Un coup d’œil en haut de la rue : elle est arborée, et plusieurs jardins abritent des arbres fruitiers. Parfait : aujourd’hui, je serai l’inspecteur Dexter, du service d’inspection des arbres. Cela va me permettre d’approcher la maison sous le couvert d’une activité à peu près logique.

Et ensuite ? Puis-je vraiment entrer et prendre Weiss par surprise, en plein jour ? Le soleil éclatant laisse penser que ce sera peu probable. Il n’y a pas de réconfortante obscurité ni d’ombres propices à la dissimulation. Je suis bien visible, totalement à découvert, et, si Weiss jette un coup d’œil par sa fenêtre et me reconnaît, la partie est pliée avant même d’avoir commencé.

Mais ai-je le choix ? C’est lui ou moi, et si je n’agis pas lui peut faire des tas de choses, à commencer par me dénoncer, puis s’en prendre à Cody, à Astor ou à Dieu sait qui. Il faut que je prenne les devants et l’arrête.
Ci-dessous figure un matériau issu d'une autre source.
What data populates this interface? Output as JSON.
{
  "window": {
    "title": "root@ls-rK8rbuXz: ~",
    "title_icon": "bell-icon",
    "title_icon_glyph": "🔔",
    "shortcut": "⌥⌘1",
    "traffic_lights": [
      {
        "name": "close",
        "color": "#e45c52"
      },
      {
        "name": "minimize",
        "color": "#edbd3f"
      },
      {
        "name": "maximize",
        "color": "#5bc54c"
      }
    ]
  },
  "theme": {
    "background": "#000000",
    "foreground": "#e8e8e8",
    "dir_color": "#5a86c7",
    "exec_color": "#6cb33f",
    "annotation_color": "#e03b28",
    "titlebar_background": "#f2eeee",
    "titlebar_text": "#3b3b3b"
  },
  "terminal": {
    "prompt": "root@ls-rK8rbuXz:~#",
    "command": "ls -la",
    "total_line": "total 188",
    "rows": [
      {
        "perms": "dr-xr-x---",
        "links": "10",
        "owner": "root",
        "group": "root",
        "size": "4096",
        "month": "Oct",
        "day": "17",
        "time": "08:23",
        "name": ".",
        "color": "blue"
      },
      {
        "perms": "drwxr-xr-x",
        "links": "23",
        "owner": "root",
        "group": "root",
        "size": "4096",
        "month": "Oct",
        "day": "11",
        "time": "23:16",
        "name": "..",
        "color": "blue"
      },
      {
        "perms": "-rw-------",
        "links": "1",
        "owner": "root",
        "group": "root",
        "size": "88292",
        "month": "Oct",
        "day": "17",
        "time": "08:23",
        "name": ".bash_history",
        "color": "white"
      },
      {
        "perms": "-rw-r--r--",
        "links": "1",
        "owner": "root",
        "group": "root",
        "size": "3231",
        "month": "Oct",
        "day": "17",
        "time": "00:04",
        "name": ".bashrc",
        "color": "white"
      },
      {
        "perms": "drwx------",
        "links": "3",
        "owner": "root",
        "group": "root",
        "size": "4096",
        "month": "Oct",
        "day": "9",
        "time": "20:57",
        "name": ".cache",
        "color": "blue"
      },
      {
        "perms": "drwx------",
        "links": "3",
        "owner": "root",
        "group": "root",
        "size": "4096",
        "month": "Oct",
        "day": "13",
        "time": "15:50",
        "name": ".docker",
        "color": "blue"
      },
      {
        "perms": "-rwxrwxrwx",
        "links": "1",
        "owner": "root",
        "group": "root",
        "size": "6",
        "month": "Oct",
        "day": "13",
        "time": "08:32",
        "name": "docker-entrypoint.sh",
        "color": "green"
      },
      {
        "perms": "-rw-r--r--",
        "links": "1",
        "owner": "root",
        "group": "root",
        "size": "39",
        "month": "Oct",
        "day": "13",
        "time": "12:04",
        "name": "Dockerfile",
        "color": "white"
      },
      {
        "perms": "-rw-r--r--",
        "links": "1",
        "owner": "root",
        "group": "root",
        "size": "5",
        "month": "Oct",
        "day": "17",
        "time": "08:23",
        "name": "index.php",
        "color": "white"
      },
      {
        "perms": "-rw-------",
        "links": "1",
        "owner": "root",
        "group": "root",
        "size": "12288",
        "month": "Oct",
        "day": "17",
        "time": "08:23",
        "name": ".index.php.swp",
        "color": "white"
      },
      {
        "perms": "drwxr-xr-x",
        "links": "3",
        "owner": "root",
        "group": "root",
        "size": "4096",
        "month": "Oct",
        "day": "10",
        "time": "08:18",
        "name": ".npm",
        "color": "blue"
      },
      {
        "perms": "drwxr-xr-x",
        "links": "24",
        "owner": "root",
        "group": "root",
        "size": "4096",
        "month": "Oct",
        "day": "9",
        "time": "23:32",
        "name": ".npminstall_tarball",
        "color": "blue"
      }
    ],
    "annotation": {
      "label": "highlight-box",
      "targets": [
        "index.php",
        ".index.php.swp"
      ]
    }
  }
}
Et, alors que je me redresse pour reprendre mon chemin, une pensée très malvenue surgit : est-ce ainsi que me considère Deborah ? Me perçoit-elle comme une sorte de sauvage obscénité qui se fraie un chemin à coups de lame avec une férocité aveugle ? Est-ce pour cela qu’elle est si mécontente de moi ? Parce qu’elle s’est forgé l’image d’un monstre insatiable ? C’est si pénible à envisager que, l’espace d’un instant, je suis paralysé. C’est injuste, totalement infondé. Bien sûr que je suis un monstre, mais pas de cette espèce-là. Je suis soigné, concentré, poli et très soucieux de ne pas gêner les touristes en laissant traîner des morceaux de cadavres. Comment peut-elle ne pas s’en rendre compte ? Comment pourrais-je lui faire comprendre la beauté bien ordonnée de ce que Harry a conçu pour moi ?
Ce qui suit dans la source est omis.